Message from the Cap’n is a compilation of fishing advice, waterman and weather insights, Chesapeake lore, and ordinary malarkey from the folks who keep their feet wet in the Potomac and St. Mary’s rivers.
From the Interpretive Buoy System: The lower Potomac water temperature was 69 degrees this mid-May and the salinity just a tad below 15 parts per unit.
Soft crabs are in season now in the Chesapeake
(And here the HuffPost tells “the truth about what soft crabs REALLY are.“)
As the bay water temperature rises in the spring above 60 degrees Fahrenheit, the Chesapeake Bay blue crabs (Callinectes sapidus) shed their shells in their growth process.
Our first “run” of soft crabs in the Lower Potomac consists of mostly males because they overwintered here. The male crabs seek fresher water in the summertime than the female and migrate toward our headwaters where the water is fresher.
As they migrate back down the rivers and bays, they bury in the mud when the water temperature falls to 50 degrees Fahrenheit and lower.
In its growth process the blue crab will shed its shell about 15 to 18 times and lives about three years.
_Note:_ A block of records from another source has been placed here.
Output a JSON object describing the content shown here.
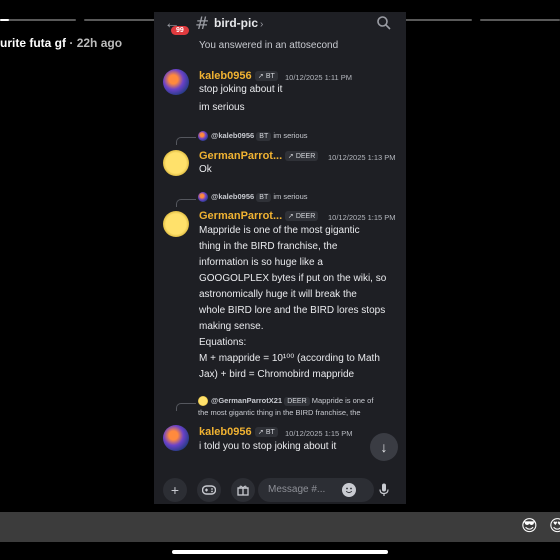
{
  "story": {
    "title": "urite futa gf",
    "time_ago": "22h ago",
    "progress_bars": [
      1,
      0,
      0,
      0,
      0,
      0
    ]
  },
  "channel": {
    "name": "bird-pic",
    "notification_count": "99",
    "back_icon": "arrow-left-icon",
    "search_icon": "search-icon"
  },
  "system_message": "You answered in an attosecond",
  "messages": [
    {
      "author": "kaleb0956",
      "author_color": "#f0b232",
      "tag": "BT",
      "timestamp": "10/12/2025 1:11 PM",
      "lines": [
        "stop joking about it",
        "im serious"
      ]
    },
    {
      "reply_to_author": "@kaleb0956",
      "reply_to_tag": "BT",
      "reply_to_text": "im serious",
      "author": "GermanParrot...",
      "author_color": "#f0b232",
      "tag": "DEER",
      "timestamp": "10/12/2025 1:13 PM",
      "lines": [
        "Ok"
      ]
    },
    {
      "reply_to_author": "@kaleb0956",
      "reply_to_tag": "BT",
      "reply_to_text": "im serious",
      "author": "GermanParrot...",
      "author_color": "#f0b232",
      "tag": "DEER",
      "timestamp": "10/12/2025 1:15 PM",
      "lines": [
        "Mappride is one of the most gigantic",
        "thing in the BIRD franchise, the",
        "information is so huge like a",
        "GOOGOLPLEX bytes if put on the wiki, so",
        "astronomically huge it will break the",
        "whole BIRD lore and the BIRD lores stops",
        "making sense.",
        "Equations:",
        "M + mappride = 10¹⁰⁰ (according to Math",
        "Jax) + bird = Chromobird mappride"
      ]
    },
    {
      "reply_to_author": "@GermanParrotX21",
      "reply_to_tag": "DEER",
      "reply_to_text": "Mappride is one of",
      "reply_to_text_2": "the most gigantic thing in the BIRD franchise, the",
      "author": "kaleb0956",
      "author_color": "#f0b232",
      "tag": "BT",
      "timestamp": "10/12/2025 1:15 PM",
      "lines": [
        "i told you to stop joking about it"
      ]
    }
  ],
  "composer": {
    "placeholder": "Message #...",
    "add_icon": "plus-icon",
    "game_icon": "gamepad-icon",
    "gift_icon": "gift-icon",
    "emoji_icon": "smile-icon",
    "mic_icon": "microphone-icon"
  },
  "reactions": [
    "😎",
    "😍"
  ]
}
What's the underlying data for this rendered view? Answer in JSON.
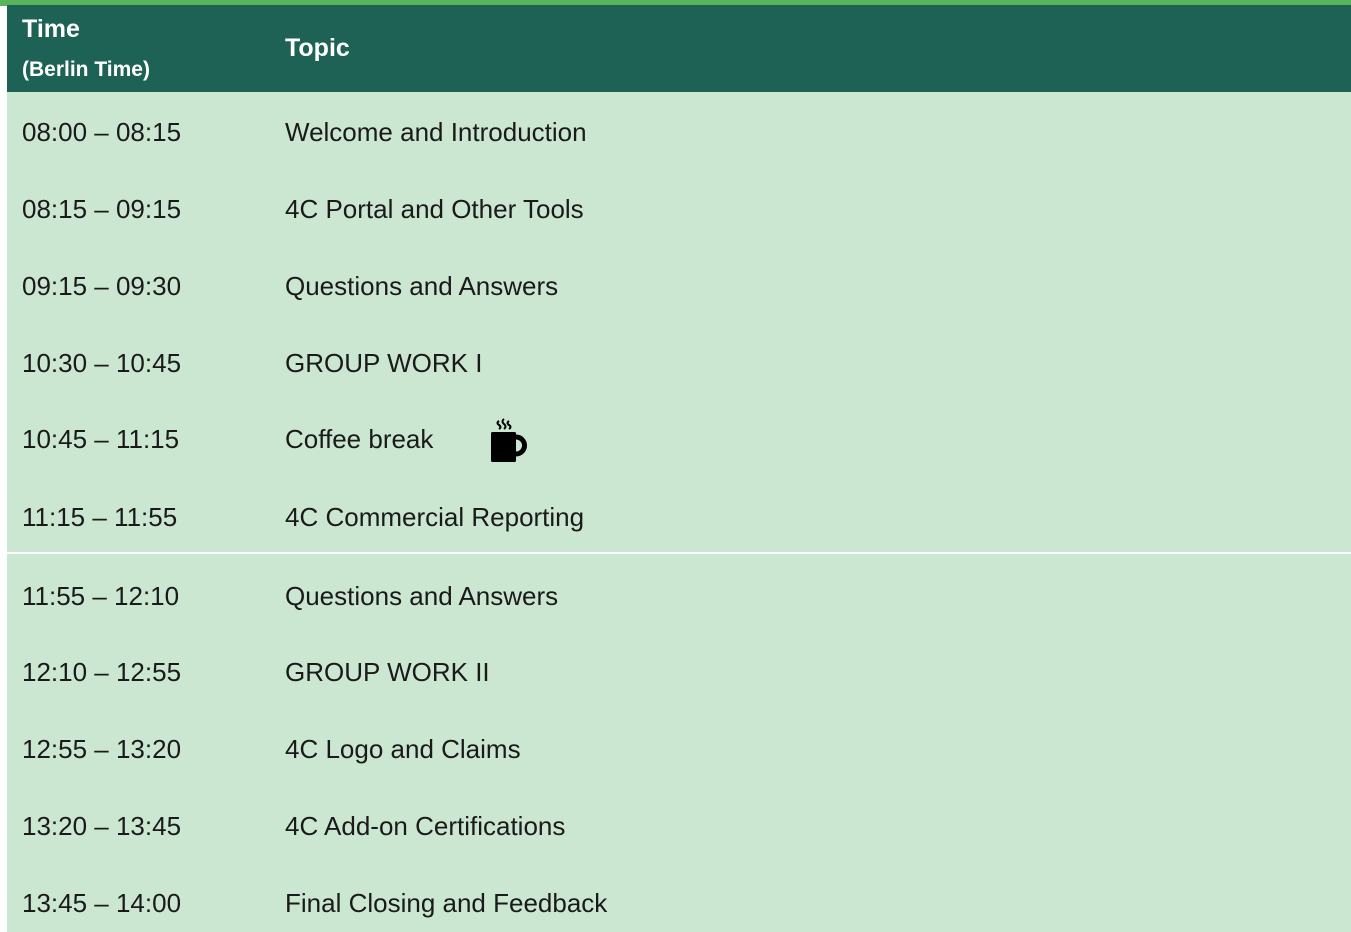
{
  "header": {
    "time_label": "Time",
    "time_sublabel": "(Berlin Time)",
    "topic_label": "Topic"
  },
  "rows": [
    {
      "time": "08:00 – 08:15",
      "topic": "Welcome and Introduction"
    },
    {
      "time": "08:15 – 09:15",
      "topic": "4C Portal and Other Tools"
    },
    {
      "time": "09:15 – 09:30",
      "topic": "Questions and Answers"
    },
    {
      "time": "10:30 – 10:45",
      "topic": "GROUP WORK I"
    },
    {
      "time": "10:45 – 11:15",
      "topic": "Coffee break",
      "icon": "coffee-cup-icon"
    },
    {
      "time": "11:15 – 11:55",
      "topic": "4C Commercial Reporting"
    },
    {
      "time": "11:55 – 12:10",
      "topic": "Questions and Answers"
    },
    {
      "time": "12:10 – 12:55",
      "topic": "GROUP WORK II"
    },
    {
      "time": "12:55 – 13:20",
      "topic": "4C Logo and Claims"
    },
    {
      "time": "13:20 – 13:45",
      "topic": "4C Add-on Certifications"
    },
    {
      "time": "13:45 – 14:00",
      "topic": "Final Closing and Feedback"
    }
  ],
  "colors": {
    "header_bg": "#1e6256",
    "row_bg": "#cce7d1",
    "top_stripe": "#58b45a",
    "text": "#1a1a1a"
  }
}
Crabs literally “get too big for their britches” and shed as their process of growth.
How to tell when a crab is going to shed its shell
Anyone enjoying crabs around the Chesapeake Bay should be able to tell when a crab is getting ready to shed (molt). Keep in mind that there are many ways to tell when the process will occur. Here is my simple way: Crabs have walking legs and a swimming fin on each side of their body.
The sign that a crab is getting ready to shed is located on the swimming fin in the joint just above the last circular flipper. It looks like a fish hook.
Let me tell you in another way, starting with the basics first:
- Males sport a rocket ship, blue on the claws
- Females the Capitol dome & red fingertips.
- They both have legs with which they crawl,
- And swimming fins to propel it all.
- When they are young, they grow like hell
- But are contained inside a hard shell.
- And then when they’re really fat inside
- They split their shell in which they reside
- Rules for shedding a crab are these:
- Red sign on the flipper,
- they’ll crawl out for dinner,
- Pink sign on the flippers,
- the delay will be days.
- No sign on the flipper,
- chuck it as they’ll eat your dinner.
- In shedding they emerge really soft
- needing be cleaned to remove the sand.
- Scissors for this is a great plan.
- After which
- They’re ready for the frying pan
- They’re soft for about four hours
- Then become a paper shell
- By taking limestone out of the water,
- smoothing the wrinkles on the top.
- In 30 days it sheds again
- And cycles many times before life’s end.